Em que sentido o seu antagonismo se revela
preponderante na compreensão do conteúdo de cada
poema?
O Paùlismo estreia-se
no poema “Impressões do Crepúsculo”, surgido em
1914, no número único da revista «A Renascença»,
e documenta a primeira vinda a público de Pessoa
como poeta português, que introduz esse estilo
de poesia que se define pela voluntária desordem
expressa do subjectivo, isto é, não se revela um
poema concreto quanto ao conteúdo e forma, mas
sim ambíguo, através da “associação de ideias
desconexas”, em que o poeta parece não revelar
qualquer tipo de coerência: “(…)
Címbalos de Imperfeição...Ó tão antiguidade
A hora expulsa de si-Tempo! Onda de recuo que
invade (…)” –, a utilização de frases
exclamativas e nominais que não se verifica como
em “Crepúsculo” de Florbela: “Tão sempre a
mesma, a Hora!... Balouçar de cimos de palma!...(…)/
A hora
expulsa de si-Tempo!
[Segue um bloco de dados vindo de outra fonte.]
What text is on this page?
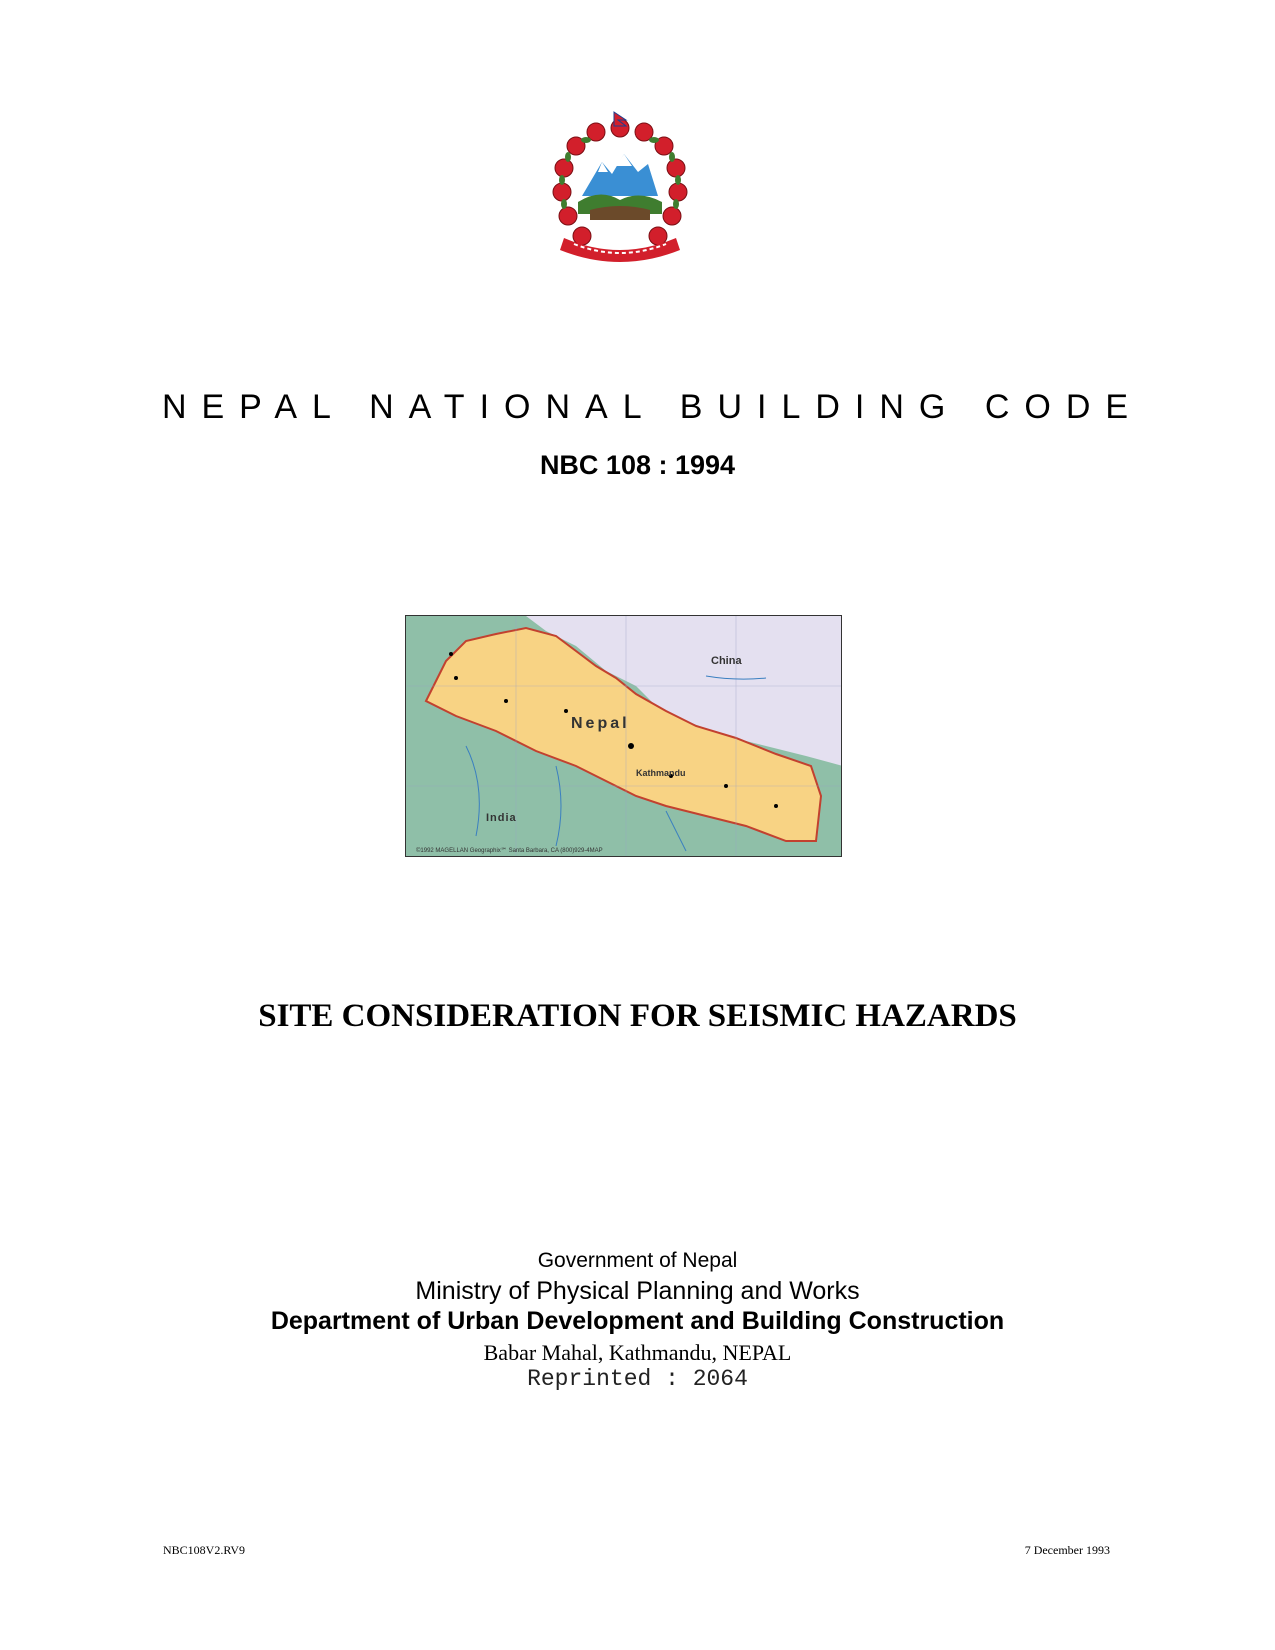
NEPAL NATIONAL BUILDING CODE
NBC 108 : 1994
China
Nepal
Kathmandu
India
©1992 MAGELLAN Geographix℠ Santa Barbara, CA (800)929-4MAP
SITE CONSIDERATION FOR SEISMIC HAZARDS
Government of Nepal
Ministry of Physical Planning and Works
Department of Urban Development and Building Construction
Babar Mahal, Kathmandu, NEPAL
Reprinted : 2064
NBC108V2.RV9	7 December 1993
Onda de recuo que invade
(…) –, frases sintácticas agramaticais: “transparente
de Foi, oco de ter-se” –, vocabulário expressivo
de entorpecimento, desfalecimento por parte do
sujeito poético sobre um modo subjectivo numa
tentativa de se encontrar a si mesmo e ao
universo que o envolve: “(…)E
recordar tanto o Eu presente que me sinto
esquecer!../ Fluido de auréola, transparente de
Foi, oco de ter-se.../ O Mistério sabe-me a eu
ser outro... Luar sobre o não conter-se... (…)”
–,
uso de maiúsculas que traduzem a profundidade
espiritual de certas palavras:
«Outros
Sinos»,
«Horas»,
no comentar de Sá-Carneiro (2):
“Quanto aos PAUIS…Eu sinto-os, eu compreendo-os,
e acho-os simplesmente uma coisa maravilhosa…É
álcool doirado, é chama louca, perfume de ilhas
misteriosas o que você pôs nesse excerto
admirável, onde abundam as garras…”
Assim sendo, a estrutura dos poemas revela-se
preponderante quanto ao conteúdo que apresentam,
incluído as suas divergências. Em Pessoa há a
preocupação pela criação artística do inovador
na poesia, no momento em que a cultura em
Portugal recebia fortes influências do futurismo
de Marinetti (3).
A criação da revista
Orpheu
é prova disso pelos jovens poetas Fernando
Pessoa, Mário de Sá-Carneiro e Almada Negreiros
que criam um clima de escândalo e irreverência,
num universo cosmopolita masculinizado e
intelectual. Todavia, Florbela é fortemente
excluída do núcleo intelectual dos poetas
portugueses, ademais por ser mulher, filha
ilegítima e originária de Vila Viçosa – factores
que dificultaram a consideração da poeta. Na
linha desta temática veremos em seguida a
análise do conteúdo de cada poema, tendo em
conta os aspectos que dizem respeito ao universo
poético de cada autor, na expressividade do
«eu».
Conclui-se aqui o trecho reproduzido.